RSACC was established in 1990 and is unique in Darlington and County Durham in providing free and confidential face to face counselling and telephone support to survivors of rape, sexual abuse and domestic abuse. RSACC is a member of Rape Crisis England and Wales and part of its national network of 43 Rape Crisis Centres.
Meet our team
Debbie has 15 years’ experience working with sexual violence and has been a BACP Accredited Counsellor for 8 years. She chairs the PCVC Rape Scrutiny Panel to examine the investigative process performed by the Police within County.
Isabel has worked in senior roles across the voluntary sector for 7 years managing and developing services to meet clients need.
Joy worked for the Local Authority for over 30 years as a social worker and Domestic Abuse Coordinator before joining the RSACC as our Volunteer Coordinator.
We are a charity run by and for women.
We offer free, safe support to all women over 13 who have experienced any form of sexual violence at any time in their lives.
Working to end rape and sexual violence by supporting and empowering women and girls in Darlington and County Durham.

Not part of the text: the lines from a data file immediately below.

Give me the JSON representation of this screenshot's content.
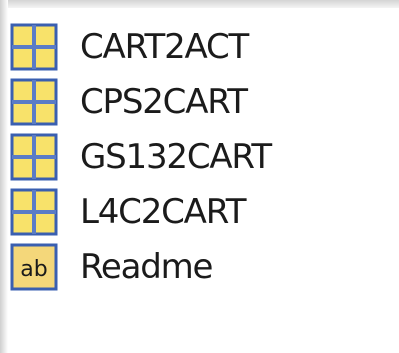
{
  "file_list": {
    "items": [
      {
        "label": "CART2ACT",
        "icon": "table-icon"
      },
      {
        "label": "CPS2CART",
        "icon": "table-icon"
      },
      {
        "label": "GS132CART",
        "icon": "table-icon"
      },
      {
        "label": "L4C2CART",
        "icon": "table-icon"
      },
      {
        "label": "Readme",
        "icon": "text-icon",
        "icon_text": "ab"
      }
    ]
  },
  "colors": {
    "icon_fill": "#f8e26a",
    "icon_border": "#3a5fb0",
    "icon_grid": "#5a7cc6",
    "text_icon_fill": "#f4d77a",
    "label_text": "#1b1b1b"
  }
}
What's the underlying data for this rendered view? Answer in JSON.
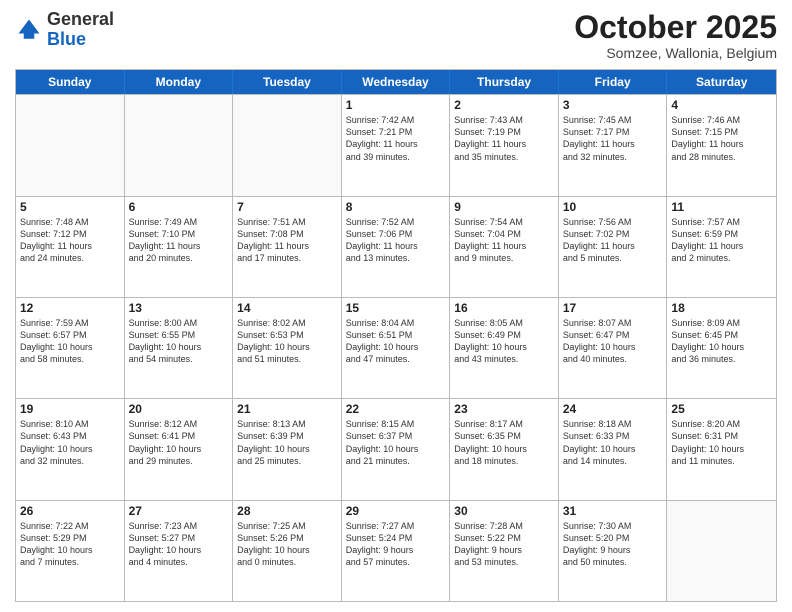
{
  "header": {
    "logo": {
      "line1": "General",
      "line2": "Blue"
    },
    "month": "October 2025",
    "location": "Somzee, Wallonia, Belgium"
  },
  "days": [
    "Sunday",
    "Monday",
    "Tuesday",
    "Wednesday",
    "Thursday",
    "Friday",
    "Saturday"
  ],
  "weeks": [
    [
      {
        "day": "",
        "info": ""
      },
      {
        "day": "",
        "info": ""
      },
      {
        "day": "",
        "info": ""
      },
      {
        "day": "1",
        "info": "Sunrise: 7:42 AM\nSunset: 7:21 PM\nDaylight: 11 hours\nand 39 minutes."
      },
      {
        "day": "2",
        "info": "Sunrise: 7:43 AM\nSunset: 7:19 PM\nDaylight: 11 hours\nand 35 minutes."
      },
      {
        "day": "3",
        "info": "Sunrise: 7:45 AM\nSunset: 7:17 PM\nDaylight: 11 hours\nand 32 minutes."
      },
      {
        "day": "4",
        "info": "Sunrise: 7:46 AM\nSunset: 7:15 PM\nDaylight: 11 hours\nand 28 minutes."
      }
    ],
    [
      {
        "day": "5",
        "info": "Sunrise: 7:48 AM\nSunset: 7:12 PM\nDaylight: 11 hours\nand 24 minutes."
      },
      {
        "day": "6",
        "info": "Sunrise: 7:49 AM\nSunset: 7:10 PM\nDaylight: 11 hours\nand 20 minutes."
      },
      {
        "day": "7",
        "info": "Sunrise: 7:51 AM\nSunset: 7:08 PM\nDaylight: 11 hours\nand 17 minutes."
      },
      {
        "day": "8",
        "info": "Sunrise: 7:52 AM\nSunset: 7:06 PM\nDaylight: 11 hours\nand 13 minutes."
      },
      {
        "day": "9",
        "info": "Sunrise: 7:54 AM\nSunset: 7:04 PM\nDaylight: 11 hours\nand 9 minutes."
      },
      {
        "day": "10",
        "info": "Sunrise: 7:56 AM\nSunset: 7:02 PM\nDaylight: 11 hours\nand 5 minutes."
      },
      {
        "day": "11",
        "info": "Sunrise: 7:57 AM\nSunset: 6:59 PM\nDaylight: 11 hours\nand 2 minutes."
      }
    ],
    [
      {
        "day": "12",
        "info": "Sunrise: 7:59 AM\nSunset: 6:57 PM\nDaylight: 10 hours\nand 58 minutes."
      },
      {
        "day": "13",
        "info": "Sunrise: 8:00 AM\nSunset: 6:55 PM\nDaylight: 10 hours\nand 54 minutes."
      },
      {
        "day": "14",
        "info": "Sunrise: 8:02 AM\nSunset: 6:53 PM\nDaylight: 10 hours\nand 51 minutes."
      },
      {
        "day": "15",
        "info": "Sunrise: 8:04 AM\nSunset: 6:51 PM\nDaylight: 10 hours\nand 47 minutes."
      },
      {
        "day": "16",
        "info": "Sunrise: 8:05 AM\nSunset: 6:49 PM\nDaylight: 10 hours\nand 43 minutes."
      },
      {
        "day": "17",
        "info": "Sunrise: 8:07 AM\nSunset: 6:47 PM\nDaylight: 10 hours\nand 40 minutes."
      },
      {
        "day": "18",
        "info": "Sunrise: 8:09 AM\nSunset: 6:45 PM\nDaylight: 10 hours\nand 36 minutes."
      }
    ],
    [
      {
        "day": "19",
        "info": "Sunrise: 8:10 AM\nSunset: 6:43 PM\nDaylight: 10 hours\nand 32 minutes."
      },
      {
        "day": "20",
        "info": "Sunrise: 8:12 AM\nSunset: 6:41 PM\nDaylight: 10 hours\nand 29 minutes."
      },
      {
        "day": "21",
        "info": "Sunrise: 8:13 AM\nSunset: 6:39 PM\nDaylight: 10 hours\nand 25 minutes."
      },
      {
        "day": "22",
        "info": "Sunrise: 8:15 AM\nSunset: 6:37 PM\nDaylight: 10 hours\nand 21 minutes."
      },
      {
        "day": "23",
        "info": "Sunrise: 8:17 AM\nSunset: 6:35 PM\nDaylight: 10 hours\nand 18 minutes."
      },
      {
        "day": "24",
        "info": "Sunrise: 8:18 AM\nSunset: 6:33 PM\nDaylight: 10 hours\nand 14 minutes."
      },
      {
        "day": "25",
        "info": "Sunrise: 8:20 AM\nSunset: 6:31 PM\nDaylight: 10 hours\nand 11 minutes."
      }
    ],
    [
      {
        "day": "26",
        "info": "Sunrise: 7:22 AM\nSunset: 5:29 PM\nDaylight: 10 hours\nand 7 minutes."
      },
      {
        "day": "27",
        "info": "Sunrise: 7:23 AM\nSunset: 5:27 PM\nDaylight: 10 hours\nand 4 minutes."
      },
      {
        "day": "28",
        "info": "Sunrise: 7:25 AM\nSunset: 5:26 PM\nDaylight: 10 hours\nand 0 minutes."
      },
      {
        "day": "29",
        "info": "Sunrise: 7:27 AM\nSunset: 5:24 PM\nDaylight: 9 hours\nand 57 minutes."
      },
      {
        "day": "30",
        "info": "Sunrise: 7:28 AM\nSunset: 5:22 PM\nDaylight: 9 hours\nand 53 minutes."
      },
      {
        "day": "31",
        "info": "Sunrise: 7:30 AM\nSunset: 5:20 PM\nDaylight: 9 hours\nand 50 minutes."
      },
      {
        "day": "",
        "info": ""
      }
    ]
  ]
}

RSACC is a feminist, women led organisation that works from a feminist perspective that recognises sexual violence as a crime of violence, an abuse of power, and as a cause and consequence of gender inequality.
RSACC works within a framework of empowerment. We believe the best way to support women who have experienced sexual violence is to empower them. This means we work to create an environment where women are able to use their own agency and achieve their full potential.
- Person Centred
RSACC works from a person-centred approach. We believe that that individual women have within themselves the capacity to effect change and make decisions that are both real and meaningful to them when supported appropriately.
RSACC has worked over many years to become a specialist in sexual violence. It is the experiences and views of women who have experienced sexual violence that we have build our understanding and knowledge on. We believe that gender-based violence requires an evidence-based, gender-specific response.